A growing number of state legislatures are concerned about the lack of security posed by Internet-of-Things (IoT) devices. California was the first to pass a law mandating better IoT security in 2018 and Oregon has followed suit this year while Illinois, Kentucky, Massachusetts, Maryland, New York, Rhode Island, Vermont and Virginia are considering similar legislation.
These laws are a positive first step in improving IoT security but the California and Oregon laws, which go into effect January 2020, have been criticized for being so broad and vague as to be largely ineffective, at least initially. The California law, in particular, covers any device that has either an Internet Protocol (IP) or Bluetooth address, which means everything from sensors on a factory floor to your Bluetooth headset. It requires “reasonable security features,” but does not say what’s reasonable within the definition of the law, which leaves much to interpretation.

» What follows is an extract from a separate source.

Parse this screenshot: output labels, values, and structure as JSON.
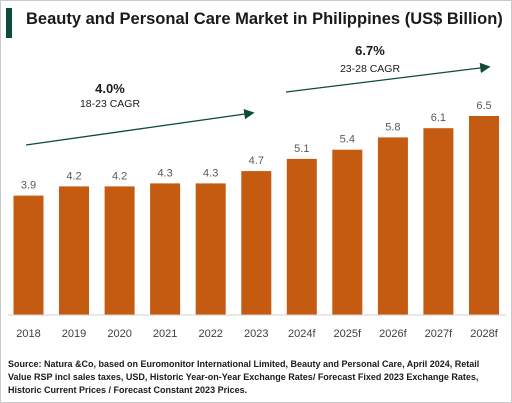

For example, while consumers might think requiring a password to connect to the Internet is a sufficient security measure, info sec professionals understand that IoT devices often include other, more complex interfaces that can access sensitive data if left ungated.
Though they may come across as ambiguous, these laws are likely intentionally broad to account for the fact that the ecosystem for IoT devices is still emerging. And, while IoT manufacturers are unlikely to rush to comply, particularly since there are no specified penalties, the hope is that the laws will prompt them to more carefully consider security. These regulations also serve to remind businesses that many of these seemingly benign devices are not actually secure. Organizations should take note, as most companies have plenty of these devices on their networks and they should identify exactly where they are and what risks they might pose.
If your organization uses IoT devices, here are some tips to help mitigate security concerns:
- Inventory your assets to make sure you know what IoT devices are on your network, and where they reside. Take a close look at all connected devices, including security cameras, badge-reading systems, WiFi routers and Bluetooth headsets.
- Assign someone from your IT staff the responsibility of securing these devices.
- Assess your risks and approach these devices like a hacker. If you broke in through this device, where in your network could you go? What bad things could you do?
- Segment IoT devices so they cannot connect to the most critical parts of your network. Although this goes against the whole appeal of these devices, i.e. that they connect to everything, you need to ensure they can’t spread malware that would harm your business. The balance will ultimately come down to how you deploy each device and your level of risk tolerance.
- Identify whether the device can be updated and patched. If so, who does the updating, when and how?
For IoT device manufacturers, we recommend the following:
- Consult with info sec experts to evaluate the security of your product. They can help ensure you’re designing devices that include security from the ground up.
- Consult your attorney. Have your attorney read the laws and make sure you’re following their provisions.